A short commentary on Dowry Prohibition Act, 1961

A short commentary on Dowry Prohibition Act, 1961

“Dowry” has been defined in Section 2 of The Dowry Prohibition Act, 1961, it refers to any property or valuable security given or agreed to be given on a future date by the one party to the marriage to the other party of the marriage or by parents of one party or through another party given directly or indirectly in context of the marriage but it doesn’t apply to dower or Mehr given in Muslim marriages. Dowry can be called a social evil for Indian Society as it is a burdensome on the parents of bride. Earlier there was a time when women didn’t work outside and have less economical value than men. Today when the education is so expensive and the parents put so much money and efforts for their children either a girl or a boy to be educated and independent then it is not fair that they have to pay for them to be getting married in any form of money or equivalent to that. Mostly, women are treated subordinate to men. If men are getting married to women then he is privileged in every sense as if she likes at being home then she is the one who changes his house to home and if she likes to work outside then she is earning for the family.

If a woman is murdered or does suicide within 7 years from her marriage then it will be considered that she is murdered by her in-laws but there should be some kind of evidence that she was asked for dowry or being tortured mentally or physically.

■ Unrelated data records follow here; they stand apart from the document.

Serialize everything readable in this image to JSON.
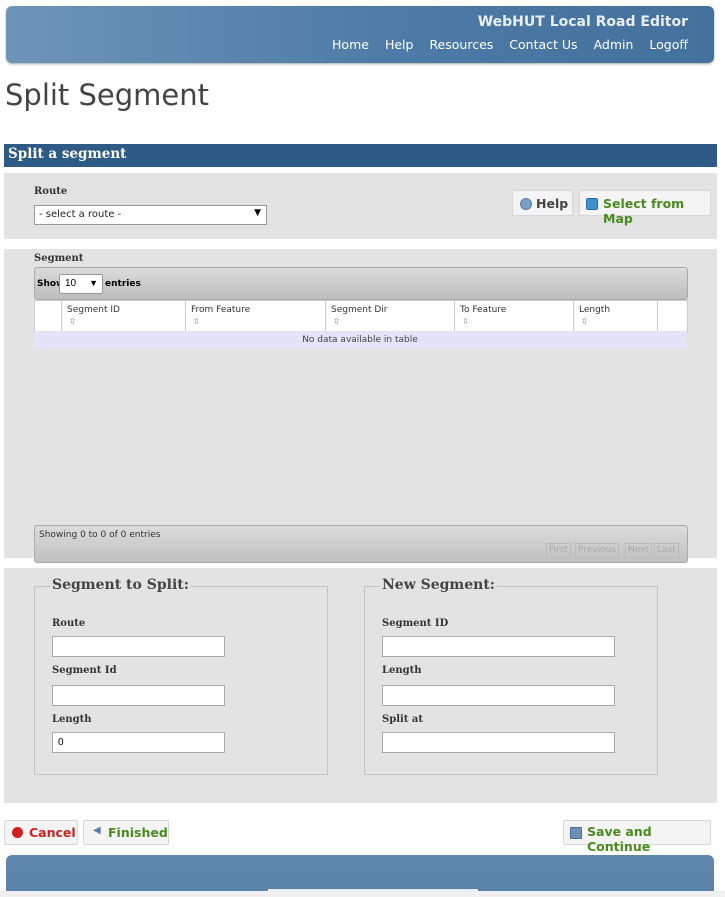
{
  "header": {
    "app_title": "WebHUT Local Road Editor",
    "nav": [
      "Home",
      "Help",
      "Resources",
      "Contact Us",
      "Admin",
      "Logoff"
    ]
  },
  "page_title": "Split Segment",
  "section_bar": "Split a segment",
  "route_panel": {
    "route_label": "Route",
    "route_select_value": "- select a route -",
    "help_button": "Help",
    "map_button": "Select from Map"
  },
  "segment_panel": {
    "label": "Segment",
    "show_label": "Show",
    "page_length": "10",
    "entries_label": "entries",
    "columns": [
      "Segment ID",
      "From Feature",
      "Segment Dir",
      "To Feature",
      "Length"
    ],
    "empty_message": "No data available in table",
    "info": "Showing 0 to 0 of 0 entries",
    "pager": [
      "First",
      "Previous",
      "Next",
      "Last"
    ]
  },
  "split_form": {
    "left_legend": "Segment to Split:",
    "left_fields": [
      {
        "label": "Route",
        "value": ""
      },
      {
        "label": "Segment Id",
        "value": ""
      },
      {
        "label": "Length",
        "value": "0"
      }
    ],
    "right_legend": "New Segment:",
    "right_fields": [
      {
        "label": "Segment ID",
        "value": ""
      },
      {
        "label": "Length",
        "value": ""
      },
      {
        "label": "Split at",
        "value": ""
      }
    ]
  },
  "actions": {
    "cancel": "Cancel",
    "finished": "Finished",
    "save_continue": "Save and Continue"
  },
  "colors": {
    "header_blue": "#4d7aa6",
    "bar_blue": "#2e5a86",
    "cancel_red": "#cc2222",
    "green_text": "#4a8a1e"
  }
}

If any person demands dowry either directly or indirectly, he will be punishable under section 4 of the abovementioned Act for the time period not less than 6 months and not exceeding 2 years or with fine which can exceed up to 10,000 rupees. But if the judiciary mind finds it suitable then the punishment can be less than 6 months. If any person offers any share in his property or money through any advertisement to his son or daughter or to any other relative then he will be punishable for a period of not less than 6 years which can be extend to 2 years or with fine which can extend to 15,000 rupees. If any person gives or takes dowry, he shall be punishable with not less than five years of imprisonment and with fine which shall not be less than 15,000 rupees or the amount of dowry whichever is higher.

It is because of The Dowry Prohibition Act, 1960 that the an Agreement between the parties, to give or to take dowry, is considered as void and cannot be enforced in law and the person who has received dowry is liable to return it to the wife. Burden of the proof of being innocent will be on the same party.
Genuine presents offered to the Bride or to the Bridegroom, at the time of the marriage, are however not prohibited by this Act. The giving of such presents however must be customary. The value of such presents, however, should not be excessive, compared to the financial status of the parties giving such presents. A list of such presents is also required to be maintained wherein the name of the person who has given the present, his relationship with the Bride or Bridegroom, description of the presents given and the value of the presents is to be mentioned and that list has to be signed by both the Bride and the Bridegroom. If the property has been given to some other relative then he should give it back to the respective person within 3 months

  1. after the date of marriage if the dowry was received before the date of marriage;
  2. after the date of its receipt if received at the time of after the marriage;
  3. after being mature (or after being 18 years) if received when she was a minor.

Any victim or her relative can file the case in the court. The case can be filed in the court of Metropolitan Magistrate or Judicial Magistrate of first class. If the court has its own knowledge or the facts are stated by a police officer and the complaint is filed by the victim or her parents or her relatives then the court can take the cognizance of the matter.

According to the Dowry Prohibition (Maintenance of Lists of Presents to the Bride and The Bridegroom) Rules, 1985, the lists of gifts received either by the bride or the bridegroom should be made by them respectively. This act also provides the minute details regarding making of this list like this list should be made at the time of marriage, shall be in writing and requires signature or thumb impression of the respective spouse etc.
Even if all the laws are made, there are many cases which don’t even come to the court but it can’t be said that the situation is not improved after the Act is made. The husband many a times found complaining that he is being harassed because of these laws by his wife or in-laws. Every coin has two sides. Everything which has its profits contains reasons of loss too. The cases of Dowry are usually put by female spouse when the male spouse files for divorce. So there is a need of awareness among people that these laws are for their benefits and not for being misused.